This 6 year old girl presented with bilateral mild knee discomfort and bowing of the legs.
This six year old girl presented with long standing mild knee discomfort and deteriorating genu varum deformity. Initial radiographs demonstrated varus deformity bilaterally with significant medial metaphyseal beaking in keeping with Blount's disease. The varus deformity progressed despite management with Knee-Ankle-Foot Prosthetic braces. Subsequent radiographs showed increasing fragmentation of the proximal left tibial metaphysis medially. The patient underwent bilateral medial femoral 8-plate insertion and proximal tibial osteotomies. After immobilisation in plaster post-operatively she recovered well.
Blount's Disease was described by Walter Putnam Blount, an American orthopaedist, in 1937. He reported 13 children with a form of bow legs which he termed "osteochondrosis deformans tibiae". The condition was the consequence of deformation of the upper medial tibial epiphyses and metaphyses but the aetiology was unknown.
The differential diagnosis of Blount's Disease includes physiological bowing, congenital bowing, rickets, Ollier's Disease, trauma, osteomyelitis and metaphyseal chondroplasia. Unlike in Blount's disease where the bowing occurs immediately below the medial metaphyseal beak producing a metaphyseal-diaphyseal angle greater than 11 degrees, in physiological bowing the deformity is the result of a gradual curve involving both the femur and tibia. With congenital bowing the angulation often occurs in the middle portion of the tibia with a normal appearing distal femur and proximal tibia. Olliers disease can produce tibial bowing but is distinguished on radiographs by the presence of enchondromas. Trauma can injure the proximal tibia growth plate which may produce a deformity resembling tibia vara, as can osteomyelitis. In metaphyseal chondroplasia, multiple metaphyseal deformities are seen, as is short stature.

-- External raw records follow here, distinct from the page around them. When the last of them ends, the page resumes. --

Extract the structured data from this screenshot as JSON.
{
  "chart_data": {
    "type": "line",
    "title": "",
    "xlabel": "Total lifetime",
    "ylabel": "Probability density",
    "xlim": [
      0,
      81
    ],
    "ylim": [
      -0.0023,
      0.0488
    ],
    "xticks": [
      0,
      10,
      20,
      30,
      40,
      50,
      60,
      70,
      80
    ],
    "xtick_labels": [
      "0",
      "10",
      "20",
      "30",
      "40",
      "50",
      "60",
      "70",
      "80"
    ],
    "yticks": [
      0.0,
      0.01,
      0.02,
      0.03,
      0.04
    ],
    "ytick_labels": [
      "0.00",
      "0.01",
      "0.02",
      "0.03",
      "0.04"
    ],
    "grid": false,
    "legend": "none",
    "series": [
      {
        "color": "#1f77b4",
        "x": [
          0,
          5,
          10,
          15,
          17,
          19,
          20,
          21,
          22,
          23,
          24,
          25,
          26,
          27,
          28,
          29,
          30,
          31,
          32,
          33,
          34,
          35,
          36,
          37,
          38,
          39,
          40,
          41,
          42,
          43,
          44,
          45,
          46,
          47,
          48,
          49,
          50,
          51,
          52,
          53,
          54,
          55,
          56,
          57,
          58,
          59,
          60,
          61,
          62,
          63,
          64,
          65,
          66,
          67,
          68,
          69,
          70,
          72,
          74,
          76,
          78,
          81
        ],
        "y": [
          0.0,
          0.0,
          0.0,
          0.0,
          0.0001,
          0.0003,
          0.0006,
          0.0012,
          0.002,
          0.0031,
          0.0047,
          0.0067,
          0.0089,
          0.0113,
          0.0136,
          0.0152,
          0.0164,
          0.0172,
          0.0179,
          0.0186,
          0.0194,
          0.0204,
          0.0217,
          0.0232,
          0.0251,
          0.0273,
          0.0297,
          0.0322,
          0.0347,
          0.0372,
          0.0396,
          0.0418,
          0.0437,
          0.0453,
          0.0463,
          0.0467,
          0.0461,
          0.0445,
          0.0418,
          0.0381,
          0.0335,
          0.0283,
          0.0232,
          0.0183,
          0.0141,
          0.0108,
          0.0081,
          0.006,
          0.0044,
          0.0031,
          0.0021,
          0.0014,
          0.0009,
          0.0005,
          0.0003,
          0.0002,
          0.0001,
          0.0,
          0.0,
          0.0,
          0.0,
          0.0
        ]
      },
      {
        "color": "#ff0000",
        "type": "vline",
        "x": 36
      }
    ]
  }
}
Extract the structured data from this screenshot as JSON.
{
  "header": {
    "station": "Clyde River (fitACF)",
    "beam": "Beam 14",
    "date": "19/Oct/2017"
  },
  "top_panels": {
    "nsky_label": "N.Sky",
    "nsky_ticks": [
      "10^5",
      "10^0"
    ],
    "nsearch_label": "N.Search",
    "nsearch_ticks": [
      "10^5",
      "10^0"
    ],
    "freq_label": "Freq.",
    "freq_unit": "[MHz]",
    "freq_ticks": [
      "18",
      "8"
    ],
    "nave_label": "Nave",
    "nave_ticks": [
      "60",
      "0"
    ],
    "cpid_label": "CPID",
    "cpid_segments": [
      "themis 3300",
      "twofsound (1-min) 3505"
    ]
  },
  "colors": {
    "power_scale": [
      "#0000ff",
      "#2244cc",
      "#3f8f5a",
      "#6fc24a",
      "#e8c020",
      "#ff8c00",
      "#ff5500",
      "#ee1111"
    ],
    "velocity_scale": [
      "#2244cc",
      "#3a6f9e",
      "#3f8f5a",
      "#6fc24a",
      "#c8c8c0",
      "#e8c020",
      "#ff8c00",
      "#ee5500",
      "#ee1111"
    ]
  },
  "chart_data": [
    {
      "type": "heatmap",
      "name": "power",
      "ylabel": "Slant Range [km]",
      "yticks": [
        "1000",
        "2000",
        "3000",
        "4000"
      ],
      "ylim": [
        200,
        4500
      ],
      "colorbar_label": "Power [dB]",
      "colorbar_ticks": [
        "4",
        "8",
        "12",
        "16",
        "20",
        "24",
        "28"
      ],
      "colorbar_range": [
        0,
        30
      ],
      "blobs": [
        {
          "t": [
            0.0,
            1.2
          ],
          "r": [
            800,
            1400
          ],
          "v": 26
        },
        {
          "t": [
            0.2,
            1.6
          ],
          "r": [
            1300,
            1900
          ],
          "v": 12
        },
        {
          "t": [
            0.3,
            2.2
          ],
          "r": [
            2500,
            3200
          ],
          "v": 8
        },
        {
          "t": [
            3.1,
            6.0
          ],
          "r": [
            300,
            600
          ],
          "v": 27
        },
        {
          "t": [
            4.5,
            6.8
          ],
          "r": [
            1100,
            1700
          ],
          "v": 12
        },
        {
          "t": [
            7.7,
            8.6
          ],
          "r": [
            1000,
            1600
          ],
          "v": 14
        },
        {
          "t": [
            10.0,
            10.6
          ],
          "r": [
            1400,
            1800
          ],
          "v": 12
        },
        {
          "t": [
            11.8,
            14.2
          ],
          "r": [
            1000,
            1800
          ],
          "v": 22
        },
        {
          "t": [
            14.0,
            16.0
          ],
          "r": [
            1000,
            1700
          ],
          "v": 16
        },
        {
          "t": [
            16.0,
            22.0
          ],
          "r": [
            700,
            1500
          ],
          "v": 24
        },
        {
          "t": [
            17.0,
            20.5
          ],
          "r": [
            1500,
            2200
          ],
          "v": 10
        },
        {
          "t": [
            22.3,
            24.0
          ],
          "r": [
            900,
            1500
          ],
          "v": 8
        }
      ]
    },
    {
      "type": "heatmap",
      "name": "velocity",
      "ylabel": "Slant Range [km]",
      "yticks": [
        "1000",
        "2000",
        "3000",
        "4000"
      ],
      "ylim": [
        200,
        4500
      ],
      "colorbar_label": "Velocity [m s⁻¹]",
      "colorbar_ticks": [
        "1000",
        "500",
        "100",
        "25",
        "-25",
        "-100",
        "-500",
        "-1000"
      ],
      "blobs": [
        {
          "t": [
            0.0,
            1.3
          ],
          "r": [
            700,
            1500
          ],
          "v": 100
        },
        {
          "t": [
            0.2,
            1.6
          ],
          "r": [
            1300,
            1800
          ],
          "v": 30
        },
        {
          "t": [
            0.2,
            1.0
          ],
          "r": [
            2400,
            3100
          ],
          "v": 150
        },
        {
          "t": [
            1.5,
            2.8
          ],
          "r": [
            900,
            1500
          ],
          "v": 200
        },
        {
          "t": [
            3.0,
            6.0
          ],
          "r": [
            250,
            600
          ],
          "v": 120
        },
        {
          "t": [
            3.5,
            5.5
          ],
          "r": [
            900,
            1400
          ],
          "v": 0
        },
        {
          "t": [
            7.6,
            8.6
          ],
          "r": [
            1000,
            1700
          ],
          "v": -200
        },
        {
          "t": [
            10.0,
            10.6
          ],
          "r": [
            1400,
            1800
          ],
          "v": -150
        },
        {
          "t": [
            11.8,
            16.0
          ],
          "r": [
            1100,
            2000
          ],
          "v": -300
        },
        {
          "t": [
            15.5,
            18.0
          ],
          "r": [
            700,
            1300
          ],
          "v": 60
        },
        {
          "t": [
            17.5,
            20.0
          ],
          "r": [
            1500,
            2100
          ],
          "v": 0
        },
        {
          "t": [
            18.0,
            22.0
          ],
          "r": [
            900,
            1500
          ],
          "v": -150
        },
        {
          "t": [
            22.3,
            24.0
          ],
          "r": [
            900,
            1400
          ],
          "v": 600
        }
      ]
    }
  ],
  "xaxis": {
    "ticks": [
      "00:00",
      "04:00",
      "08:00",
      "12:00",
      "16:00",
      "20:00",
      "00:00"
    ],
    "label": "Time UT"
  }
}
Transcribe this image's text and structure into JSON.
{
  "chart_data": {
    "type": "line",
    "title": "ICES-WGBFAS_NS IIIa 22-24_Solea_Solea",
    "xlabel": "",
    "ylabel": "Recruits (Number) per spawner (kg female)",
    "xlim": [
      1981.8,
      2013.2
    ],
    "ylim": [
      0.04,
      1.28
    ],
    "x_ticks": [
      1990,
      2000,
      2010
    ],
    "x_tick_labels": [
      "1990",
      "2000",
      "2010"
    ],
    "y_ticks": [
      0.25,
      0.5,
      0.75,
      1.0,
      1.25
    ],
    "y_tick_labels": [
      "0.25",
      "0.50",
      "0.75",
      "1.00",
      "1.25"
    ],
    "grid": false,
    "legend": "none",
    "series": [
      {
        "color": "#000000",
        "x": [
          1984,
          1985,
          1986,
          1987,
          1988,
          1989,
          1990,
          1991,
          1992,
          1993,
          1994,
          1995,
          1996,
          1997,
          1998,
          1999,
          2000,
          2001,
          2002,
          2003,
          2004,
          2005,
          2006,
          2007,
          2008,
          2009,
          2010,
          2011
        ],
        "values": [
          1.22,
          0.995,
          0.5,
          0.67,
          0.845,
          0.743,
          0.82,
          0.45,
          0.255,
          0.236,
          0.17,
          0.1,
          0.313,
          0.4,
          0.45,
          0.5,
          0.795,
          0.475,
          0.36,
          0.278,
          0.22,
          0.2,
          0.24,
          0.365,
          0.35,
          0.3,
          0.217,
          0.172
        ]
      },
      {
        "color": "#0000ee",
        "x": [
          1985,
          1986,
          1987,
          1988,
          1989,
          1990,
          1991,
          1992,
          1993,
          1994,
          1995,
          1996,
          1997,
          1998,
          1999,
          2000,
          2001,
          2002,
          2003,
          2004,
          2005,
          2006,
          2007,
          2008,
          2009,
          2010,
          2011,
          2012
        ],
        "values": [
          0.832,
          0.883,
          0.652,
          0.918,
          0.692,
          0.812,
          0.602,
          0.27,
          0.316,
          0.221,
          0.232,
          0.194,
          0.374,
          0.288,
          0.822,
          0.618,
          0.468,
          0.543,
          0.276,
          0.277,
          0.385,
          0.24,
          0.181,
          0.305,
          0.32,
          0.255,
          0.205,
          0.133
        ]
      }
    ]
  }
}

Magnetic resonance imaging (MRI) can be useful for the diagnosis of difficult cases. It's use is limited in that the patient cannot be in the erect position for the procedure (which may mask the severity of deformity).
It affects toddlers as well as older children. Bow-leggedness is the most common presentation. Physiological bowing of the knees is common in toddlers, but if it has not corrected by the age of two years the possibility of Blount's disease should be explored. It is often associated with internal tibial torsion and in-toeing. The incidence of Blount's disease is higher with female sex, African-American race, obesity, and early age of walking. Between 9-43% of affected children have a positive family history.
The aetiology of Blount's remains unclear, although it is believed that the interplay of genetic, environmental and mechanical factors is responsible. Once present, the bow-leggedness is self-perpetuating by placing even greater stress on the medial portion of the epiphysis. This will progress without early treatment.
Blount's Disease
Based on the provided X-ray images (anteroposterior and lateral views of both knees), the following observations can be noted:
Overall radiological manifestations are consistent with a medial proximal tibial lesion causing genu varum, suggesting the possibility of Blount's disease (tibial osteochondrosis).
Taking into account the patient’s gender (female), age (6 years), and clinical symptoms (bilateral mild knee pain and genu varum deformity), the following conditions are considered:
Considering the patient’s age, clinical presentation (genu varum, mild knee pain), possible epidemiological factors (higher prevalence in certain ethnic groups, early walking, family history), and the X-ray findings of medial metaphyseal deformity and protrusion, the most likely diagnosis is Blount’s disease (proximal tibial osteochondrosis).
For a child with confirmed or highly suspected Blount’s disease, early intervention is recommended to halt or slow the progression of the deformity:
Rehabilitation and Exercise Prescription Recommendations:
It is emphasized that patient safety is paramount during pediatric rehabilitation. Should any significant pain or discomfort arise, stop the activity immediately and seek medical evaluation.
Disclaimer: This report is based solely on the information currently provided and serves only as an initial reference. The final diagnosis and treatment should be determined by a clinical physician after a comprehensive assessment of the patient’s actual condition. It is not a substitute for in-person consultation or professional medical advice.